I spent all of Saturday morning preparing for the 2nd Annual Day of Fall Fun -- a plaid-clad celebration of autumn, complete with seasonal activities and tastes. I arose, my mind swimming with thoughts of cleaning, baking, table-setting... I was already two cups of coffee in when I calmed to sit and read for a few minutes. In the midst of my journaling, my mind turned to reflection upon last year's Day of Fall Fun...

Still semi-new to town, I had planned the event in desperate attempt to make some headway with newly-formed friendships. I hesitate to revisit my journals from my first few painful months here, for each page was soaked with crippling loneliness. As I sat in the sunroom of my new home on Saturday, I couldn't help but think how drastically my life has changed in the short time since then.

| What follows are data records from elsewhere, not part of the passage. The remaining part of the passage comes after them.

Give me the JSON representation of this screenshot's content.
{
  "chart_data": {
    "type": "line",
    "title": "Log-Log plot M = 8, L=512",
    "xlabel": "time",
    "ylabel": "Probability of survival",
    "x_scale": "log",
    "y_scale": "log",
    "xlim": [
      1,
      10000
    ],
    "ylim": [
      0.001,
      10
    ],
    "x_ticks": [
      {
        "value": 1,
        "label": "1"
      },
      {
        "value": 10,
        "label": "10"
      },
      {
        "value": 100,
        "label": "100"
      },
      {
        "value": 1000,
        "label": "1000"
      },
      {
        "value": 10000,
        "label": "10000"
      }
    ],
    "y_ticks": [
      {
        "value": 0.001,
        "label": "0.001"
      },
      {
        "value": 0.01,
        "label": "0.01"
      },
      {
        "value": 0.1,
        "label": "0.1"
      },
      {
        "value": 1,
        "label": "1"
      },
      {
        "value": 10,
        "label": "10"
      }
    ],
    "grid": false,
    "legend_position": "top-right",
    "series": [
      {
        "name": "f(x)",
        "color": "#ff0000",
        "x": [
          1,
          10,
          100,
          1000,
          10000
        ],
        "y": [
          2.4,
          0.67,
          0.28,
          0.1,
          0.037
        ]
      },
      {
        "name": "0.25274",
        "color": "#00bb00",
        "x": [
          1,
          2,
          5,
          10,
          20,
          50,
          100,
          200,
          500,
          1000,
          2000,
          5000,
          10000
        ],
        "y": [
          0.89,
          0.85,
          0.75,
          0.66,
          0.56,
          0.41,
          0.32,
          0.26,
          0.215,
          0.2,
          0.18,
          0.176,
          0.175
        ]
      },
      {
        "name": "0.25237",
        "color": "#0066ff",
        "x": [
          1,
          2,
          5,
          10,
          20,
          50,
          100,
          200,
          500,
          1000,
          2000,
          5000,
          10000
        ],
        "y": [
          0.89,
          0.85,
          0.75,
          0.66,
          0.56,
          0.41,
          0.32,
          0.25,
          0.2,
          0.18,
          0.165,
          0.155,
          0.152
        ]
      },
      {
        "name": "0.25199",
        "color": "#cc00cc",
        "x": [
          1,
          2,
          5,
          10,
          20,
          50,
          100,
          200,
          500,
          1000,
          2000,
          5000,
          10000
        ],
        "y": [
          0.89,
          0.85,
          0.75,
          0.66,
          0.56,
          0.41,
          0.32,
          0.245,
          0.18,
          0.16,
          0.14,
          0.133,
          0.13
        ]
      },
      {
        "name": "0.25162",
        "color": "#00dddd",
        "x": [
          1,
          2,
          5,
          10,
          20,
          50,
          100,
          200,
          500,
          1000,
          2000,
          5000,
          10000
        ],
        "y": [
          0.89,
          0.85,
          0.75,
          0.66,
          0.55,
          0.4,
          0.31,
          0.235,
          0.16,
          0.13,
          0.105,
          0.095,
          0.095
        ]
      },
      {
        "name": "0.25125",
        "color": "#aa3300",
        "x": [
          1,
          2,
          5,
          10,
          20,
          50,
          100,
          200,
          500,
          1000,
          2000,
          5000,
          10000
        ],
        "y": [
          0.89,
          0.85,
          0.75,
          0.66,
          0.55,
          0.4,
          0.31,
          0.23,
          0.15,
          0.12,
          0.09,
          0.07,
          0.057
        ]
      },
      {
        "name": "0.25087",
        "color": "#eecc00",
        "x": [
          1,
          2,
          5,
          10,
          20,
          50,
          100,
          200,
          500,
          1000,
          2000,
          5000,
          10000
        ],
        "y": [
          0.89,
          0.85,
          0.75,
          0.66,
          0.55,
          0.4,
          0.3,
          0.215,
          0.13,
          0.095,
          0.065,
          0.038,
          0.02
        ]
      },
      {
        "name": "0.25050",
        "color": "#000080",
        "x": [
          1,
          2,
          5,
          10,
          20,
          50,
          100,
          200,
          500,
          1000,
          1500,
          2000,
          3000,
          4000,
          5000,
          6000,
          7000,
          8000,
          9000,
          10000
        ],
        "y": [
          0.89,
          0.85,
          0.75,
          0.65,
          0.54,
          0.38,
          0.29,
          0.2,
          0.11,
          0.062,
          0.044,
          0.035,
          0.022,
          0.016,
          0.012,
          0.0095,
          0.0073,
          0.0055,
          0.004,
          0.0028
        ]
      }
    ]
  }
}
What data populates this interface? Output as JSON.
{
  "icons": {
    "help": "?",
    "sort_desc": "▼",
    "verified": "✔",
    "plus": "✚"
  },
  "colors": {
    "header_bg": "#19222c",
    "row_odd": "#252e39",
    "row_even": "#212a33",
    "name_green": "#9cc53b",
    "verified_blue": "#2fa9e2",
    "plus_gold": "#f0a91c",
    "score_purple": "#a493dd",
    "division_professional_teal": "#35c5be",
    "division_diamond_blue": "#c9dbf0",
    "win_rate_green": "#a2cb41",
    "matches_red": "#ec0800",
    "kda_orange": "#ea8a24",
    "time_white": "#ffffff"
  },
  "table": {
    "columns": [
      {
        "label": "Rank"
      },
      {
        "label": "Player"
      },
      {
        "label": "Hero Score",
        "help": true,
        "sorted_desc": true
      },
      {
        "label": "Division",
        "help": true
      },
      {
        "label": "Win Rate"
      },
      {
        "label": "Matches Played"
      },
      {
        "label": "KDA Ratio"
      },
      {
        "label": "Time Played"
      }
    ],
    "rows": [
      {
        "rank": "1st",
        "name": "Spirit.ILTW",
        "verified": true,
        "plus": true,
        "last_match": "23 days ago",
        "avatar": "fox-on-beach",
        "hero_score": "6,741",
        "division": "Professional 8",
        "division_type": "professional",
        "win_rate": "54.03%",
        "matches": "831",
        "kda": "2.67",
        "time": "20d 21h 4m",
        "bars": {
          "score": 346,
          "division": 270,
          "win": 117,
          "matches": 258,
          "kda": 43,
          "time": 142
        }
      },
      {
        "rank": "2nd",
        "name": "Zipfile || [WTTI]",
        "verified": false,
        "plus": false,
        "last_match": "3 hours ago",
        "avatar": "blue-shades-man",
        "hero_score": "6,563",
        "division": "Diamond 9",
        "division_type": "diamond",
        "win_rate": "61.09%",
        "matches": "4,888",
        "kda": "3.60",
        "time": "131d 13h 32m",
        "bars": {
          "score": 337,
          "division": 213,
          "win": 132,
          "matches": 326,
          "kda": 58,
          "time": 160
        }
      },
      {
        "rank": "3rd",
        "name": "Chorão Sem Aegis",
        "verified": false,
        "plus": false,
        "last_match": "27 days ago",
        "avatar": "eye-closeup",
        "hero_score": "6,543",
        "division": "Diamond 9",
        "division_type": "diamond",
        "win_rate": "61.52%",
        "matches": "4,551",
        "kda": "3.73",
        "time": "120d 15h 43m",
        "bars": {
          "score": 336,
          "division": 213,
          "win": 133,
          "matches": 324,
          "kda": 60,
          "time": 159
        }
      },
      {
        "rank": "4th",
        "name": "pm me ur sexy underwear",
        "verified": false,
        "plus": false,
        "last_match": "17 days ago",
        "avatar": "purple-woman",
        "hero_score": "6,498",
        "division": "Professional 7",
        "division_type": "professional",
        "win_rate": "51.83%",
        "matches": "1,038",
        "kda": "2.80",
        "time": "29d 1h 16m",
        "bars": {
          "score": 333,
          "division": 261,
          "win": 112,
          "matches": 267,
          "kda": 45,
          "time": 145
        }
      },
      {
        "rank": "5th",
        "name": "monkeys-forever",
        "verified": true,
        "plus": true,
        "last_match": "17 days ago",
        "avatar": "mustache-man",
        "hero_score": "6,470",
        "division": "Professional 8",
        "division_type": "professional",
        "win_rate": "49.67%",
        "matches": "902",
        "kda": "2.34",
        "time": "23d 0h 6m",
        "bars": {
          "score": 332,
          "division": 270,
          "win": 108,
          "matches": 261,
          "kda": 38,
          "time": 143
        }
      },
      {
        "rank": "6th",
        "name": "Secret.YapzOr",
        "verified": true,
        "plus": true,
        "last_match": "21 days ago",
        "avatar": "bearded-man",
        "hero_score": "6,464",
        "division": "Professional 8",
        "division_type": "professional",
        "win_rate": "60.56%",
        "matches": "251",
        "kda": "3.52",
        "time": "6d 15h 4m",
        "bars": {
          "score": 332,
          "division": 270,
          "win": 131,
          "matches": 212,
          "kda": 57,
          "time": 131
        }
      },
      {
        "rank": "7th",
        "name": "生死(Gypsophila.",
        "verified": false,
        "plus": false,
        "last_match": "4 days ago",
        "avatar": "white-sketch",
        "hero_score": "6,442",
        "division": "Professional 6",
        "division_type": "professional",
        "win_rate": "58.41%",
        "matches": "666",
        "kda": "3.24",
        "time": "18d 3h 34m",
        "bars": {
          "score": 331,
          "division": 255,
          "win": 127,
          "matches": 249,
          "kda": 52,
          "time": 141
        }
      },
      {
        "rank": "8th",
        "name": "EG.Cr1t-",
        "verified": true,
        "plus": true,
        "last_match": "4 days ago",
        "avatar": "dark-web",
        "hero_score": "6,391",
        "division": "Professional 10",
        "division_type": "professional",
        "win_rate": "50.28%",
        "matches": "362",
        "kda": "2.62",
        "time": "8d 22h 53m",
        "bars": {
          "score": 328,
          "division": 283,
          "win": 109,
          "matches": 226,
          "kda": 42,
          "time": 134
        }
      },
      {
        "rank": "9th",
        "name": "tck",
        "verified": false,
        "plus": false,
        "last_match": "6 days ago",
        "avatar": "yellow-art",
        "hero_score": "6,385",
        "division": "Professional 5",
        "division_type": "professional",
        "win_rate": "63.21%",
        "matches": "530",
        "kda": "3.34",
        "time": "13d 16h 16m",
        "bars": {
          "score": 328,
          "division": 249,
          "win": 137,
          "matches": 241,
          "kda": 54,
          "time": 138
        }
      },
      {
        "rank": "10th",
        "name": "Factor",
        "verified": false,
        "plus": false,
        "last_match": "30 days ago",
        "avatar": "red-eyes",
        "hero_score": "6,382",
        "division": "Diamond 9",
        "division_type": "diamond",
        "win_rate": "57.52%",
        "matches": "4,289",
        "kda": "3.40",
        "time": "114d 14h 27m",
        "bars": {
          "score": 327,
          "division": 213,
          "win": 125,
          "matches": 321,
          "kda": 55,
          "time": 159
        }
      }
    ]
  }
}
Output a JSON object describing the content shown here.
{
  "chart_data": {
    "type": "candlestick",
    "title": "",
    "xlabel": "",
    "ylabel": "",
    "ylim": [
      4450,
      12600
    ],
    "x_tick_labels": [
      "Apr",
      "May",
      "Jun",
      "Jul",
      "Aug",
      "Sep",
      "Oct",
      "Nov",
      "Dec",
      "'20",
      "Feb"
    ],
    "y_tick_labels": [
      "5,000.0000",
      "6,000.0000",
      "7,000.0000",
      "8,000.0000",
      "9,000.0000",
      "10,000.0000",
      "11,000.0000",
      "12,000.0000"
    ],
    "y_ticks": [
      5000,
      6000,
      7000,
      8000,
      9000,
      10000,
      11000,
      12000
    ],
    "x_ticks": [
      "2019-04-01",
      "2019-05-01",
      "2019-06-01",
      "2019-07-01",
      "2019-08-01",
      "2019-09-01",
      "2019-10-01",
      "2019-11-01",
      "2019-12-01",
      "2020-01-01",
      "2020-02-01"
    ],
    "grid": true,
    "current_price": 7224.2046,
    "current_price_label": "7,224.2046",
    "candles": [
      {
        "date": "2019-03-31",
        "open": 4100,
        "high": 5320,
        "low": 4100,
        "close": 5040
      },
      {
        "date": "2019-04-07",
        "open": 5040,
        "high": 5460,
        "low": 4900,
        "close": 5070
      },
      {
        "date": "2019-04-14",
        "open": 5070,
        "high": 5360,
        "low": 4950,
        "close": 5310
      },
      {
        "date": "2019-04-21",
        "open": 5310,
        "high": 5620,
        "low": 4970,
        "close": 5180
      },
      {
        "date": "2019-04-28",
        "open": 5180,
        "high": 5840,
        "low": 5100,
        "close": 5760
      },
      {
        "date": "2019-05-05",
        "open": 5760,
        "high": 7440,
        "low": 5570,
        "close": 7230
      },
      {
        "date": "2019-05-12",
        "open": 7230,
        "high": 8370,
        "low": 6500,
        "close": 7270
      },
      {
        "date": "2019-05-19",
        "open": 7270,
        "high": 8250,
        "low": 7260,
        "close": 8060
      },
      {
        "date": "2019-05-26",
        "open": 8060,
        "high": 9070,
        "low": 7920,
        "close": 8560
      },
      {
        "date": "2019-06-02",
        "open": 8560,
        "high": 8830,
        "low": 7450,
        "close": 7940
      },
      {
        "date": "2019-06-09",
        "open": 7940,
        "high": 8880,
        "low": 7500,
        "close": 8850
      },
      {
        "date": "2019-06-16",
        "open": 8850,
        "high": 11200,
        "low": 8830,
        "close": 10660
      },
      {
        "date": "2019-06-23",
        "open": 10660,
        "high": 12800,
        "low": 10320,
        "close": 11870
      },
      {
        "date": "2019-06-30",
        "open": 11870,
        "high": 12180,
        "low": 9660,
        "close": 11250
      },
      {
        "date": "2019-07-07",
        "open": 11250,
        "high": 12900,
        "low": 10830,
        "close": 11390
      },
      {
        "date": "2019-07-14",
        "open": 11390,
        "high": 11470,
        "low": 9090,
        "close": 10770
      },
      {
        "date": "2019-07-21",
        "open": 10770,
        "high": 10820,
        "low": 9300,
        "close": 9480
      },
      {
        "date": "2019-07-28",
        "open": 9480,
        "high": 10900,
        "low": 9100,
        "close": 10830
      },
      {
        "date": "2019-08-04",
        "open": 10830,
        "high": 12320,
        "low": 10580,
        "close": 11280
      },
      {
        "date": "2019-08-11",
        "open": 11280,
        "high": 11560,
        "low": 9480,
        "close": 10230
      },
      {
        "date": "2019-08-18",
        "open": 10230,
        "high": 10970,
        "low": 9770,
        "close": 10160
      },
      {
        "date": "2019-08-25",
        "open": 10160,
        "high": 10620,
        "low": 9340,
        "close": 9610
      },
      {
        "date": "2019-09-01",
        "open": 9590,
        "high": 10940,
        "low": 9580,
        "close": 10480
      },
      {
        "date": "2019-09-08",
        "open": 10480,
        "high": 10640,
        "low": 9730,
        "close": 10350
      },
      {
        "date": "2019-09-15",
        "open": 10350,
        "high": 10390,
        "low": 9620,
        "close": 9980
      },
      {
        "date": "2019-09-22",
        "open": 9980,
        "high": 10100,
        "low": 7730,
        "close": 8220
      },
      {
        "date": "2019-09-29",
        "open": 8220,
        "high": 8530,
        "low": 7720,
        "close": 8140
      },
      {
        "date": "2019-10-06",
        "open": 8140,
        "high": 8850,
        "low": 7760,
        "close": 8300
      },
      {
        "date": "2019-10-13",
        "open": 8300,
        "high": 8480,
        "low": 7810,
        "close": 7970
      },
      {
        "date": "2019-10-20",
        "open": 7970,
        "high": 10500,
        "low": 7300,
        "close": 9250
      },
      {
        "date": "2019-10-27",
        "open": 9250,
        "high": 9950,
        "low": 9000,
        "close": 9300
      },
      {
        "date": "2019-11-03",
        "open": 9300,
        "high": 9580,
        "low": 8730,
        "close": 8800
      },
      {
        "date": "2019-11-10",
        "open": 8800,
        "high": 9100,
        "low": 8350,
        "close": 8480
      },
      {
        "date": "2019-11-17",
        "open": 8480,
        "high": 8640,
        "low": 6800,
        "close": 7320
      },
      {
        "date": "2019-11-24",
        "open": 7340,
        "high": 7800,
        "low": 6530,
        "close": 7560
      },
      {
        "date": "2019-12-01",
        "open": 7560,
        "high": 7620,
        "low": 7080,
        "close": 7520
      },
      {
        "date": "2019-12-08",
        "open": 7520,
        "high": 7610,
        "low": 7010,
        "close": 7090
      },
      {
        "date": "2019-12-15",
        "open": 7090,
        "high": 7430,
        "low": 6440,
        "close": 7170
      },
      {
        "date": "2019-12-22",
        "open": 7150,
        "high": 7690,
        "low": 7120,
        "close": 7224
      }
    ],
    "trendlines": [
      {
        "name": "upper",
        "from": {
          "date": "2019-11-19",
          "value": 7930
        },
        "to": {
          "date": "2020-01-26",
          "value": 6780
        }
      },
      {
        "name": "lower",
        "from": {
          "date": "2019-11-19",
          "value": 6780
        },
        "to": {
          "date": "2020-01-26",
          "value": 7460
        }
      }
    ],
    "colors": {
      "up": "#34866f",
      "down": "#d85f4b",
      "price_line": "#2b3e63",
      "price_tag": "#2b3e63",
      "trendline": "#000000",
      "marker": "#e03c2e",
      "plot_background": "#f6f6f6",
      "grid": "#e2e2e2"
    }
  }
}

In thanksgiving I was led to the Psalms, opening up to these verses in chapter 16: I say to the Lord, 'You are my Lord; apart from you I have no good thing.' I say of the godly who are in the land, 'They are the noble people in whom is all my delight.' In the message, the latter verse reads: "And these G0d-chosen lives all around -- what splendid friends they make!"

Reading this, my heartbeat sped up, thinking of how my house would soon be filled with my own splendid friends - lives that God has so ordained to intersect with mine. I turned back to my busy preparations, all the while, thanking the Lord that in being hospitable, I was/am being generous with the gifts He Himself gives to me. (Each of you should use whatever gift you have received to serve others, as faithful stewards of God's grace in its various forms. 1 Peter 4:10.) I can honestly say with full heart, that I discovered a new way to worship my Lord this weekend - not by doing something I have never done before, but by dedicating an old love to a newfound purpose.

In The Gentle Art of Domesticity, Jane Brocket says, "Inspiration is inspiration, whether the end result is a painted masterpiece, a soul-searching sonnet, a richly colored homemade quilt or a batch of freshly baked scones. We shouldn't diminish our creativity by despising the results of our inspiration, but instead celebrate and exploit the wonderful feeling of elevated energy and enthusiasm we experience when we feel inspired. The quickening of the senses and the heightening of imagination are, I'm sure just the same for the Matisses and Wrens and Brownings as they are for the rest of us. It's just that they can do different things with their inspired talents."

I am just so darn glad that for the first time in my life, I feel as though I have found God's purpose for my love of the 'domestic arts.' I am given the desire to be creative by a Creator who delights in my use of His good gifts.